Shas tente ainsi de « ménager le chou et la chèvre » : rester fidèle aux autorités rabbiniques en demandant des exemptions militaires, tout en ménageant sa base électorale sécuritaire.
Mais ce compromis est-il viable ? Le dernier sondage Channel 12 révèle une chute de soutien de Shas de 11 à 8 sièges en moins de deux mois, signe que cette posture divise l’électorat.
Au sein du Likoud, la députée Tali Gottlieb critique durement Arye Deri, accusant Shas de trahir ses électeurs en affaiblissant le gouvernement en pleine guerre. Son message clair : « Ne votez pas Shas ! »
Les prochaines élections doivent avoir lieu au plus tard le 27 octobre 2026. Si la Knesset est dissoute dès sa rentrée d’octobre, le scrutin pourrait avoir lieu dès janvier 2026, soit à peine dix mois avant la date butoir.
Dans ce contexte, il est probable que l’un des partis de la coalition choisisse finalement de provoquer la dissolution pour raisons idéologiques — Shas pourrait quitter la coalition, voire le Parti sioniste religieux ou Otzma Yehudit sur le dossier de Gaza — et justifier ainsi les élections par des principes plutôt que par des calculs politiques.
Le Premier ministre est sans doute le principal acteur politique à anticiper la campagne électorale. Sa gestion du dossier du service militaire des haredim est un exemple de sa volonté de maintenir sa coalition malgré les événements dramatiques du 7 octobre et la colère populaire.
En promettant une loi d’exemption, il a pu contenir la coalition, mais il devra maintenant décider s’il est prêt à assumer le risque politique d’imposer cette loi, très contestée par la majorité des électeurs du Likoud favorables au service universel et au partage du fardeau.
Cette décision se dessinera pendant la pause estivale.

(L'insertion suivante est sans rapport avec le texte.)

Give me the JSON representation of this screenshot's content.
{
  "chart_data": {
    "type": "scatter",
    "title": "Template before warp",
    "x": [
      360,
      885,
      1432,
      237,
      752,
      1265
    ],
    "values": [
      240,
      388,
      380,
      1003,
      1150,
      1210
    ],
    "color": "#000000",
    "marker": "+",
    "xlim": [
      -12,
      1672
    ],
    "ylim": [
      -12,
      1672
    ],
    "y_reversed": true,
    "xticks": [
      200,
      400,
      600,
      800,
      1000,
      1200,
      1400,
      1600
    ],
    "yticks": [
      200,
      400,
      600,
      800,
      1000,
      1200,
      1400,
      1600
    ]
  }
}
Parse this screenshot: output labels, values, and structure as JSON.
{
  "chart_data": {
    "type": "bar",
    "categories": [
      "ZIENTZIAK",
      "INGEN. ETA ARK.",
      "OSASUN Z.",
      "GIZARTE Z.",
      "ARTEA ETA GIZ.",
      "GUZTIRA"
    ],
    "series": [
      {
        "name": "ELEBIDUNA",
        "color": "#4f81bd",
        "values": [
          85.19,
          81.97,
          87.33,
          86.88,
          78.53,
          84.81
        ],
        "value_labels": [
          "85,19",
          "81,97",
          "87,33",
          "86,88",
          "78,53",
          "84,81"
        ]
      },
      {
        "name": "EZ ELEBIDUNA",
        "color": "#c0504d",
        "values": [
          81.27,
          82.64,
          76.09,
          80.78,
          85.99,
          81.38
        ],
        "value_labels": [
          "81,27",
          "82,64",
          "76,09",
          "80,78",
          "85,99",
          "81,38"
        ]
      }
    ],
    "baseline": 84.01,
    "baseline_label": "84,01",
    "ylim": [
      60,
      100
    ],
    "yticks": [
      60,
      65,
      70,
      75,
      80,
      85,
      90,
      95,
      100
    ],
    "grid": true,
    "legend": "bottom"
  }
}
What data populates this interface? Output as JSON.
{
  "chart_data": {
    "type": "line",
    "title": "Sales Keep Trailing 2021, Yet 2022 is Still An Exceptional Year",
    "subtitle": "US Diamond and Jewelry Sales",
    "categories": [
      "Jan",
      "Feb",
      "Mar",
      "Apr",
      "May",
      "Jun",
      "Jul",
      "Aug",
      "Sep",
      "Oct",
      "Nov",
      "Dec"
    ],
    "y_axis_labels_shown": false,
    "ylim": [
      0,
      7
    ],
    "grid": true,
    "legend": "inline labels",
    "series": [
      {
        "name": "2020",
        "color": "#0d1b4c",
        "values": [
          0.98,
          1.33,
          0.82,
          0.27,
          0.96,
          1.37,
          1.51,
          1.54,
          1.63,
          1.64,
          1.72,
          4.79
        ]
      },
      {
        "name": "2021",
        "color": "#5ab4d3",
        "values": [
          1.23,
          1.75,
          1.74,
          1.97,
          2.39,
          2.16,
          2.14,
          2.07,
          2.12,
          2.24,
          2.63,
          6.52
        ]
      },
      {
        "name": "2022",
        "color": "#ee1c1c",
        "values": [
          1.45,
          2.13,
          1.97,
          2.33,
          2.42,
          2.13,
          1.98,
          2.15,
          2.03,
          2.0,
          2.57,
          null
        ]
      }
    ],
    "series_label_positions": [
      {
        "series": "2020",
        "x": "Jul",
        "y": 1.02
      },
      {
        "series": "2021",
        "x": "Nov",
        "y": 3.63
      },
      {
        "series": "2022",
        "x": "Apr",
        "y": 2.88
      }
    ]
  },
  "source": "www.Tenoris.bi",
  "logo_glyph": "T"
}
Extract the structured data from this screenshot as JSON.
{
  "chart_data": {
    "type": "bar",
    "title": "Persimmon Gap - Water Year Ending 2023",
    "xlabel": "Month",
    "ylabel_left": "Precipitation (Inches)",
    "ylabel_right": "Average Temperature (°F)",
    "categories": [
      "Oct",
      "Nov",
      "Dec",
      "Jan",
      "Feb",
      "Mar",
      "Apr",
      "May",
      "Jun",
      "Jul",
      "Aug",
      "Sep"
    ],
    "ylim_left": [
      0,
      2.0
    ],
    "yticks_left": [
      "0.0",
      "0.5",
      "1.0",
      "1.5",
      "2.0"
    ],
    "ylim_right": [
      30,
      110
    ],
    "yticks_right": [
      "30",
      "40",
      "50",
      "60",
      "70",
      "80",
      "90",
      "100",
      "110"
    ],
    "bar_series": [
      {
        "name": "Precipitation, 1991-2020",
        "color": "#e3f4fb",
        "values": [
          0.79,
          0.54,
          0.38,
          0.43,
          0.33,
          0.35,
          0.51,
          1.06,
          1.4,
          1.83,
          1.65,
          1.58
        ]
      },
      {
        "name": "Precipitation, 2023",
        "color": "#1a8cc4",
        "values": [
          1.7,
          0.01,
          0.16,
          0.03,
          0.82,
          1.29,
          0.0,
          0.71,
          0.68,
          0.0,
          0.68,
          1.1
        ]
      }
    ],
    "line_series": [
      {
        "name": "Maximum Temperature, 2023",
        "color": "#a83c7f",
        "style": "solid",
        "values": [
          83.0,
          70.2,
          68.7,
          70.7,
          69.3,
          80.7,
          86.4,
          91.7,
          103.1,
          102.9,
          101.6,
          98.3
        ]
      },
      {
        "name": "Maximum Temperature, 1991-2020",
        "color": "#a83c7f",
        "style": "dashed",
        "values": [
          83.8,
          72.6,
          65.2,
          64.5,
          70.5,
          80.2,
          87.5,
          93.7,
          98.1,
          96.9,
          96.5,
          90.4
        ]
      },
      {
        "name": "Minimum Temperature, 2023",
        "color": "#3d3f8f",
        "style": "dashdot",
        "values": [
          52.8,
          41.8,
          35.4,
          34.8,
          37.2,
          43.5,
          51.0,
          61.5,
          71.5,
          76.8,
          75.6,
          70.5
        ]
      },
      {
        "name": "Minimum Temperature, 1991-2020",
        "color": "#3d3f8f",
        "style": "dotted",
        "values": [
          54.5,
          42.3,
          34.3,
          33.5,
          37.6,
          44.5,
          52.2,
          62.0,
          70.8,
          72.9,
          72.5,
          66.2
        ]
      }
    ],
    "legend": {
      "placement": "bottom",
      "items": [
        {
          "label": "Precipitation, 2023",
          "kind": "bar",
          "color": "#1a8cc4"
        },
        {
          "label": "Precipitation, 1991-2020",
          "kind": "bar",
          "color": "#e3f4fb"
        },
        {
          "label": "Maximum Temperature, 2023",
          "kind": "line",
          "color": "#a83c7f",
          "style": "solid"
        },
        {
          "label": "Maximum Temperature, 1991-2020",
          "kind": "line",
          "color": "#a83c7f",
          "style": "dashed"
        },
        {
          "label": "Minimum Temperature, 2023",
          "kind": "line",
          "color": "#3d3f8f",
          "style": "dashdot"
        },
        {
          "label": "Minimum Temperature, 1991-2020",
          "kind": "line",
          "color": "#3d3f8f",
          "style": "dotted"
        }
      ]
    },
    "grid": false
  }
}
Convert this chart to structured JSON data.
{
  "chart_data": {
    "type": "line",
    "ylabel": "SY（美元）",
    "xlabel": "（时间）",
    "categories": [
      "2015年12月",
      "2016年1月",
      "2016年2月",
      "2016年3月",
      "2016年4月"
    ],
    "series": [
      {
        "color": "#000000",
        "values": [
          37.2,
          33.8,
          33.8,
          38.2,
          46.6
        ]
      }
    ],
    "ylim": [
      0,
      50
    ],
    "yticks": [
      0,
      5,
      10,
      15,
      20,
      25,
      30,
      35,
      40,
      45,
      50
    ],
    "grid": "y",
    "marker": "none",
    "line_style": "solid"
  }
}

Le retrait « à moitié » de Shas permet au parti d’observer la manœuvre de Netanyahu. Trouvera-t-il un compromis acceptable pour les partis haredim ? Si oui, cela signifiera qu’il cherche à prolonger la durée de vie de sa coalition. Sinon, ce sera l’indice qu’il prépare les élections avec la certitude que cette loi sera un handicap électoral.